L’anti Welby: meglio morire. Voglio incontrare Berlusconi

di Elvira Serra
Salvatore CrisafulliSalvatore CrisafulliMILANO – Mercoledì mattina da Catania partirà un camper diretto all’Abetone con tre fratelli a bordo: Pietro, Marcello e Salvatore Crisafulli. Torneranno indietro soltanto in due. Salvatore, 43 anni, da cinque imprigionato nel suo corpo dalla Sindrome assimilabile alla Locked, ha chiesto di morire. Lo assicura Pietro: «Ne abbiamo parlato a lungo anche stamattina, con il comunicatore che lo tiene in contatto con il mondo.
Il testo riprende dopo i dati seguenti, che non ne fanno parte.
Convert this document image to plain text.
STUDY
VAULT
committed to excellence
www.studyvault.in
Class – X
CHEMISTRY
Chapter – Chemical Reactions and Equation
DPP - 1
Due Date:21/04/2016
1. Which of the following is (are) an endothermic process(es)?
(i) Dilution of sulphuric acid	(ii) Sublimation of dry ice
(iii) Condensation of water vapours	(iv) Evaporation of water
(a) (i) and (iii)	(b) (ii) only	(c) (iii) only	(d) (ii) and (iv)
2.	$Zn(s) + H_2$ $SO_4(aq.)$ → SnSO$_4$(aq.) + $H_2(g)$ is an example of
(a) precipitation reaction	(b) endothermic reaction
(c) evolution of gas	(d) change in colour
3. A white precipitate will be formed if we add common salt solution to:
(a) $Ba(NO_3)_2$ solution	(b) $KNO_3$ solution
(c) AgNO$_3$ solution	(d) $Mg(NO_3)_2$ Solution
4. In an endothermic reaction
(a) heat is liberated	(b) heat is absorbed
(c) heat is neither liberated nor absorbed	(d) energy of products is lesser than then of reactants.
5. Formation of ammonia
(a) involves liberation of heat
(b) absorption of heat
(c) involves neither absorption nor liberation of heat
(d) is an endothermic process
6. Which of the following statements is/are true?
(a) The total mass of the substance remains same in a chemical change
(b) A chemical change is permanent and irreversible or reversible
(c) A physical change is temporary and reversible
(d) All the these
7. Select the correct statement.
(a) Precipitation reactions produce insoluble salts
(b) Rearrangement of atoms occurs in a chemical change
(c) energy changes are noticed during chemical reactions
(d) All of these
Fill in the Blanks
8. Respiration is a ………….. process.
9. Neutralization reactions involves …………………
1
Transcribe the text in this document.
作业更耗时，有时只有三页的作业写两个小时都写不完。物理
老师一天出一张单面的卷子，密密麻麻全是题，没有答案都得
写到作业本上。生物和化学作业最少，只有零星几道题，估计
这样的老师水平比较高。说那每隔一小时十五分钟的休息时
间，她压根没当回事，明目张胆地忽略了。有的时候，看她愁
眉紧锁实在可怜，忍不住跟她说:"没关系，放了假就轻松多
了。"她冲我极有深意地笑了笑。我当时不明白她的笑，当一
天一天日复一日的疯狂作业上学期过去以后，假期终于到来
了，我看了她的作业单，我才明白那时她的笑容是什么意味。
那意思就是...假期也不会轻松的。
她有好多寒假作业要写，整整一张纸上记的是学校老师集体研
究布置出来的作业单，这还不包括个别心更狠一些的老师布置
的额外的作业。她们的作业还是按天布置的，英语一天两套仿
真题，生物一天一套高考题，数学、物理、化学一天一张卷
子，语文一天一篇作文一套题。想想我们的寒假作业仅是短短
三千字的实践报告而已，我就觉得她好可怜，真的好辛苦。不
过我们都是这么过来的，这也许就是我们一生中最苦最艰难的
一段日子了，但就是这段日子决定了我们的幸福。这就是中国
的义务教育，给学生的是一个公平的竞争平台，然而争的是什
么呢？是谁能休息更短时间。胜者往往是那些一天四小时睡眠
In Toscana, in una casa messa a disposizione da amici, Salvatore smetterà di farsi nutrire e si farà filmare un’ultima volta per il suo testamento-denuncia verso lo Stato, che riconosce il diritto di morire piuttosto che aiutare chi è come lui a vivere dignitosamente». Una scelta estrema. «Inevitabile».
Preannunciata in una lettera al premier, che l’Unità ha in parte pubblicato ieri. «L’ha scritta servendosi del computer e di un software che interpreta il movimento dei suoi occhi», è sempre il fratello Pietro a parlare. «Salvatore è considerato l’anti Welby per la sua determinazione a restare vivo. Ma il fatto che l’appello al presidente del Consiglio sia rimasto inascoltato lo ha scoraggiato». Nel testo, l’uomo chiede di esaudire due sogni: «Incontrare Berlusconi e andare in America, per sottopormi come cavia alla ossigeno terapia iperbarica». E aggiunge: «Sono stanchissimo di lottare e di optare per la vita». Centrale, nella lettera, è il tema del diritto alla vita. Perché «da dolce morte trova spazio dove c’è disperazione, senso di abbandono e sofferenza». Un’angoscia identica per tutti i familiari di chi è in stato vegetativo.
Gli stessi che sei mesi fa avevano aderito allo sciopero della fame intrapreso da Crisafulli per sollevare la questione dell’assistenza negata. E che intervengono anche adesso. «Non chiediamo soldi, per quanto non capisca come mai in una struttura specializzata si debbano pagare 200-40o euro al giorno, mentre si presume che non abbia costi tenere in casa un malato», ragiona Giacomo Spataro, 39 anni, quattordici spesi ad assistere il padre Carmelo. «Vogliamo persone che ci aiutino a fargli fare ginnastica, a dargli da mangiare, a vegliarlo di notte per dare tregua a me e alla mamma». Di eutanasia, loro, non parlano. «Beppino Englaro, il papà di Eluana, conduce la sua battaglia perché la figlia sta in istituto.
Se l’avesse con sé non vorrebbe mai lasciarla morire. Io il mio Italo lo guardo e mi sembra bellissimo. Ride quando gli racconto le barzellette, è la mia ragione di vita», dice mamma Anna Triestino, da 19 anni infermiera del suo «ragazzo» quarantunenne, a Fiesco (Cremona). Soltanto Romano Magrini da Sarzana, 75 anni, apre al discorso dell’eutanasia: «Comincio a diventare vecchio. Non vorrei mai lasciare mia figlia Cristina in un istituto, dove nessuno la seguirebbe come faccio io. Preferirei che morisse».